1. Sambungan solder terputus.
Sambungan yang terganggu dapat disebabkan oleh segala bentuk gerakan saat solder mengeras. Pola kasar, dingin, atau bergelombang pada permukaan sambungan membuatnya mudah dikenali.
Untuk mengatasinya, cukup fluks sambungan solder, panaskan kembali, dan beri waktu yang cukup untuk mendingin. Cobalah untuk mengidentifikasi sumber gerakan dan mengambil langkah yang tepat untuk mencegah hal ini terjadi lagi di masa depan (seperti menggunakan jig atau mengubah prosedur) untuk menghindari hal ini terjadi lagi.
2. Pelembab Tidak Cukup
Hal ini dapat disebabkan oleh kontaminasi pada permukaan solder atau penurunan panas. Kemungkinan lain adalah tidak cukupnya solder yang disuntikkan ke dalam sambungan oleh operator. Dalam hal ini, pengalaman sangat penting dalam menentukan berapa banyak solder yang akan digunakan.
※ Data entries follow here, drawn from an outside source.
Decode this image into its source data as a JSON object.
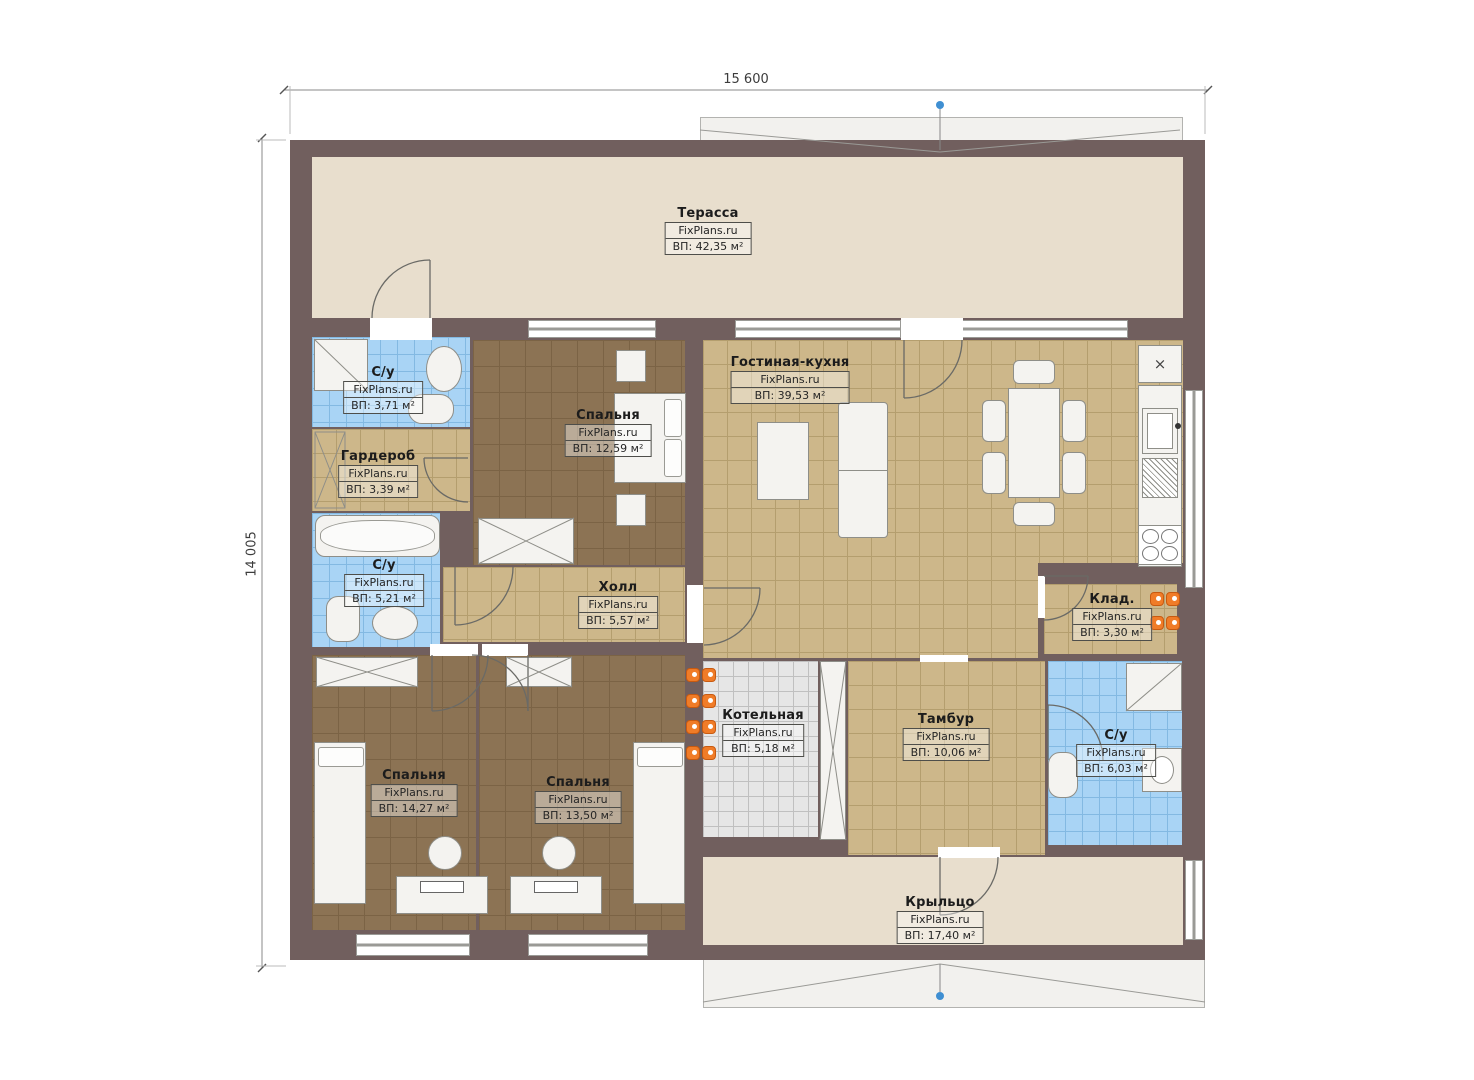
{
  "plan": {
    "brand": "FixPlans.ru",
    "dimensions": {
      "top": "15 600",
      "left": "14 005"
    },
    "icons": {
      "vent_cross": "×"
    },
    "colors": {
      "wall": "#715f5e",
      "floor_beige": "#e8decd",
      "tile_tan": "#cdb78a",
      "floor_brown": "#8c7354",
      "tile_blue": "#a9d4f5",
      "tile_gray": "#e6e6e6",
      "radiator": "#f07c28",
      "marker_blue": "#3f8fd2"
    },
    "rooms": [
      {
        "id": "terrace",
        "name": "Терасса",
        "area": "ВП: 42,35 м²"
      },
      {
        "id": "bath-top",
        "name": "С/у",
        "area": "ВП: 3,71 м²"
      },
      {
        "id": "wardrobe",
        "name": "Гардероб",
        "area": "ВП: 3,39 м²"
      },
      {
        "id": "bedroom-top",
        "name": "Спальня",
        "area": "ВП: 12,59 м²"
      },
      {
        "id": "living",
        "name": "Гостиная-кухня",
        "area": "ВП: 39,53 м²"
      },
      {
        "id": "bath-left",
        "name": "С/у",
        "area": "ВП: 5,21 м²"
      },
      {
        "id": "hall",
        "name": "Холл",
        "area": "ВП: 5,57 м²"
      },
      {
        "id": "storage",
        "name": "Клад.",
        "area": "ВП: 3,30 м²"
      },
      {
        "id": "boiler",
        "name": "Котельная",
        "area": "ВП: 5,18 м²"
      },
      {
        "id": "tambour",
        "name": "Тамбур",
        "area": "ВП: 10,06 м²"
      },
      {
        "id": "bath-right",
        "name": "С/у",
        "area": "ВП: 6,03 м²"
      },
      {
        "id": "bedroom-left",
        "name": "Спальня",
        "area": "ВП: 14,27 м²"
      },
      {
        "id": "bedroom-mid",
        "name": "Спальня",
        "area": "ВП: 13,50 м²"
      },
      {
        "id": "porch",
        "name": "Крыльцо",
        "area": "ВП: 17,40 м²"
      }
    ]
  }
}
Penyolderan yang tidak memadai pada sambungan juga dapat disebabkan oleh permukaan penyolderan yang kotor. Sambungan solder yang buruk disebabkan oleh buruknya ikatan solder pada bantalan atau komponen karena permukaan yang tidak rata. Sambungan ini sering kali mengakibatkan kegagalan layanan yang tersembunyi meskipun sambungan tersebut mungkin tidak mengalami kegagalan selama produksi.
Pastikan permukaan kerja Anda bersih dari segala sesuatu yang tidak perlu sebelum melakukan pekerjaan apa pun pada produk untuk mencegah kontaminasi. Untuk menghindari oksidasi, selalu bersihkan dan rekatkan kembali ujung Anda dengan solder sebelum memasangnya kembali pada dudukannya.
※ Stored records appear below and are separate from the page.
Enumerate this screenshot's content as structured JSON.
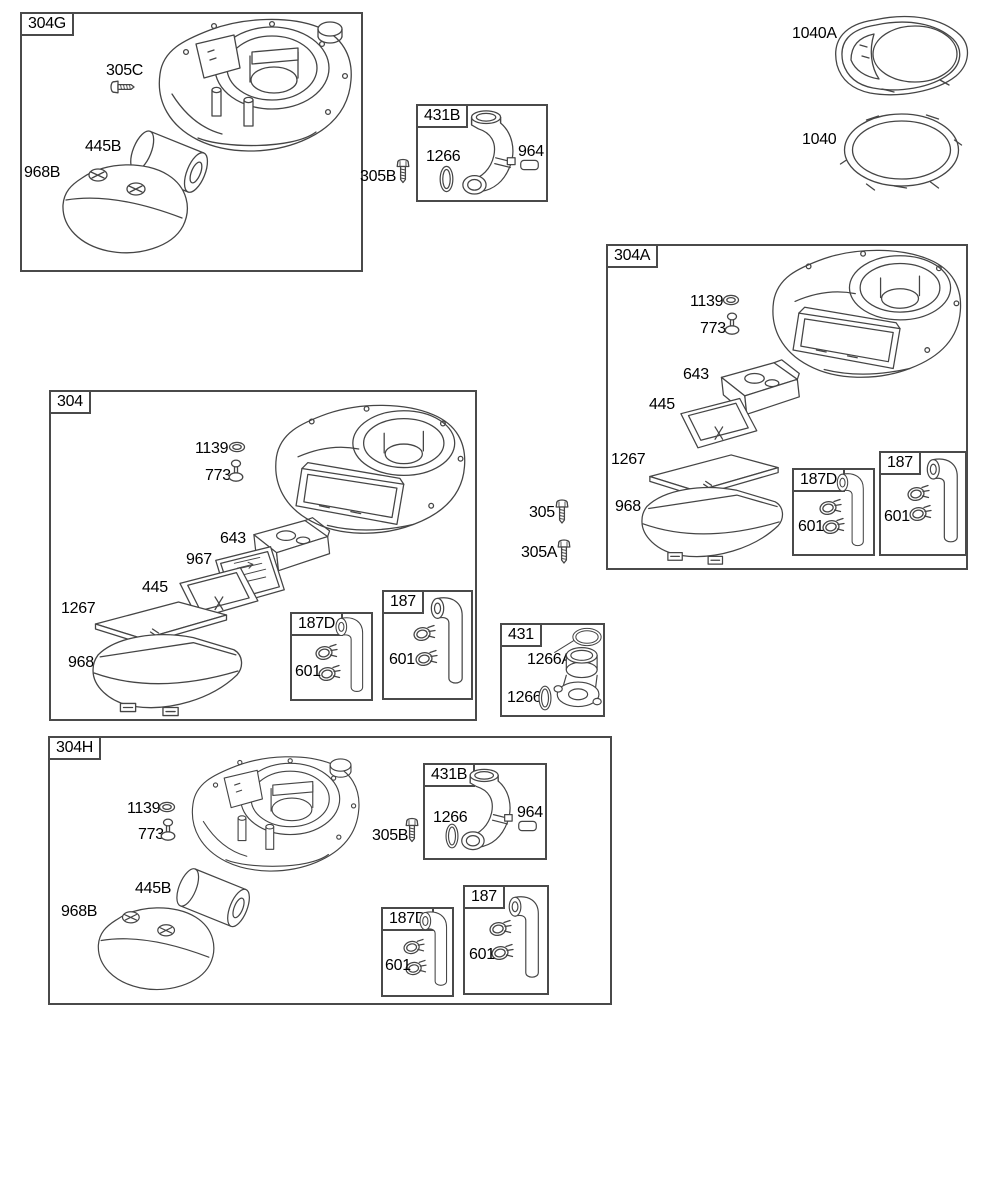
{
  "page": {
    "background_color": "#ffffff",
    "line_color": "#454545",
    "box_border_color": "#4a4a4a",
    "text_color": "#000000",
    "description": "Exploded parts diagram sheet: air cleaner and blower housing groups"
  },
  "part_labels": {
    "304G": "304G",
    "305C": "305C",
    "445B": "445B",
    "968B": "968B",
    "431B": "431B",
    "1266": "1266",
    "964": "964",
    "305B": "305B",
    "1040A": "1040A",
    "1040": "1040",
    "304A": "304A",
    "1139": "1139",
    "773": "773",
    "643": "643",
    "445": "445",
    "1267": "1267",
    "968": "968",
    "187D": "187D",
    "187": "187",
    "601": "601",
    "304": "304",
    "967": "967",
    "305": "305",
    "305A": "305A",
    "431": "431",
    "1266A": "1266A",
    "304H": "304H"
  },
  "groups": [
    {
      "id": "304G",
      "parts": [
        "305C",
        "445B",
        "968B"
      ]
    },
    {
      "id": "431B",
      "parts": [
        "1266",
        "964"
      ]
    },
    {
      "id": "304A",
      "parts": [
        "1139",
        "773",
        "643",
        "445",
        "1267",
        "968"
      ],
      "subgroups": [
        {
          "id": "187D",
          "parts": [
            "601"
          ]
        },
        {
          "id": "187",
          "parts": [
            "601"
          ]
        }
      ]
    },
    {
      "id": "304",
      "parts": [
        "1139",
        "773",
        "643",
        "967",
        "445",
        "1267",
        "968"
      ],
      "subgroups": [
        {
          "id": "187D",
          "parts": [
            "601"
          ]
        },
        {
          "id": "187",
          "parts": [
            "601"
          ]
        }
      ]
    },
    {
      "id": "431",
      "parts": [
        "1266A",
        "1266"
      ]
    },
    {
      "id": "304H",
      "parts": [
        "1139",
        "773",
        "445B",
        "968B",
        "305B"
      ],
      "subgroups": [
        {
          "id": "431B",
          "parts": [
            "1266",
            "964"
          ]
        },
        {
          "id": "187D",
          "parts": [
            "601"
          ]
        },
        {
          "id": "187",
          "parts": [
            "601"
          ]
        }
      ]
    }
  ],
  "loose_parts": [
    "1040A",
    "1040",
    "305B",
    "305",
    "305A"
  ]
}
3. Penggunaan solder yang berlebihan
Ini adalah kesalahan umum yang dilakukan oleh operator yang tidak berpengalaman atau tidak terampil yang mencoba mencegah pembasahan yang tidak memadai dengan menambahkan tambahan "untuk berjaga-jaga". Di sisi lain, penyolderan yang berlebihan menghasilkan sambungan yang sangat tersembunyi, sehingga tidak mungkin untuk memeriksa dan menentukan secara memadai apakah komponen dan bantalan Anda terhubung. Oleh karena itu, masih ada kemungkinan bantalan dan komponennya kurang basah. Lebih buruknya lagi, hal ini juga meningkatkan kemungkinan terbentuknya jembatan solder, yang jika dibiarkan dapat membahayakan PCB atau kerusakan komponen.
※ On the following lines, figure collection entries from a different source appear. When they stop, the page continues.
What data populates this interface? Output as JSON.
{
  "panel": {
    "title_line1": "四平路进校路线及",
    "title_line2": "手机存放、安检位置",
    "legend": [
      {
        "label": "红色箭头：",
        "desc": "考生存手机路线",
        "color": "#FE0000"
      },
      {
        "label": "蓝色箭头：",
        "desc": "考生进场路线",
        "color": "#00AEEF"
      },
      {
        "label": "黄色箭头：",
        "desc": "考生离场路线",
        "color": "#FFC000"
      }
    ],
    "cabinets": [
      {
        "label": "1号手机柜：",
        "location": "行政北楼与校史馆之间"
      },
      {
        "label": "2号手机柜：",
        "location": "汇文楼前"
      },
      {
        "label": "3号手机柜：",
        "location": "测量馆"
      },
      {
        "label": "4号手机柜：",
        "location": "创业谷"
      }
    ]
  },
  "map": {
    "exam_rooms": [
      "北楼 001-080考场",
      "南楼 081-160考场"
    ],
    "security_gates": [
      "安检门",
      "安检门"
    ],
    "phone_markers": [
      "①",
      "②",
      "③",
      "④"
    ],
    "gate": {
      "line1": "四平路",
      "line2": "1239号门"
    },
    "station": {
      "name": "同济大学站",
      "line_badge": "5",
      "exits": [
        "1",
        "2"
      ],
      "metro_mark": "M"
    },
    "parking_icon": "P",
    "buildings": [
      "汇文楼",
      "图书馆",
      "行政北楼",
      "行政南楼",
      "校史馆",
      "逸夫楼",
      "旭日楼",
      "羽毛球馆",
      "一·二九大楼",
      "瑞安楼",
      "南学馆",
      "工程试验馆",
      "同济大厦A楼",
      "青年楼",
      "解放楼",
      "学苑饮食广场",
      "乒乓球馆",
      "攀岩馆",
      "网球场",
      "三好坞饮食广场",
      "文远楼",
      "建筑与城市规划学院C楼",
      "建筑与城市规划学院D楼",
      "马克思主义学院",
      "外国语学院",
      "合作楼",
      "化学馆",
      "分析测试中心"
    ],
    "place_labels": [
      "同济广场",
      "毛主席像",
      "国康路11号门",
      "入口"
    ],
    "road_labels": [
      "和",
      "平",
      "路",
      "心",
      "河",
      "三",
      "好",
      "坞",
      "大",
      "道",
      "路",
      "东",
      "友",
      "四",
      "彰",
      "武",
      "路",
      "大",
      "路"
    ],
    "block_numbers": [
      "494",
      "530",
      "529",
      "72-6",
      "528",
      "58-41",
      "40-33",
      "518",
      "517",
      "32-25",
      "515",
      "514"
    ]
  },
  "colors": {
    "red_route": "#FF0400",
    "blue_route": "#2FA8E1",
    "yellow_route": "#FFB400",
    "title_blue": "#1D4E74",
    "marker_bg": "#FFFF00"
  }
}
Lebih mudah untuk memeriksa pembasahan sambungan solder jika jumlah soldernya tepat dan permukaannya cekung. Pada akhirnya, jumlah solder yang ideal akan ditentukan oleh pengalaman dan kebijaksanaan. Khususnya ketika barang baru dengan spesifikasi berbeda diperkenalkan ke lini produksi, pelatihan akan bermanfaat.
4. Penyolderan jembatan
Salah satu akibat dari penggunaan solder yang terlalu banyak adalah jembatan solder. Kelebihan solder merembes di antara sambungan yang berdekatan pada papan, membentuk jembatan solder di samping atau di bawah elemen. Untuk mengatasinya, hilangkan sisa solder dari sambungan menggunakan besi pematrian vakum atau jalinan tembaga.
5. Sambungan Panas
Panas yang berlebihan juga dapat menyebabkan beberapa masalah besar, seperti halnya panas yang tidak mencukupi dapat menyebabkan persendian menjadi tidak sehat. Sendi yang terlalu panas umumnya tampak menggumpal dan tampak seperti terbakar. Selain itu, waspadai masalah PCB termasuk hangus, delaminasi, campak, serta bantalan dan lintasan yang meninggi, yang mungkin merupakan tanda-tanda panas berlebih pada sambungan.
Pastikan setrika Anda dipanaskan hingga suhu yang sesuai untuk paduan solder dan PCB untuk menghindari masalah ini di masa mendatang.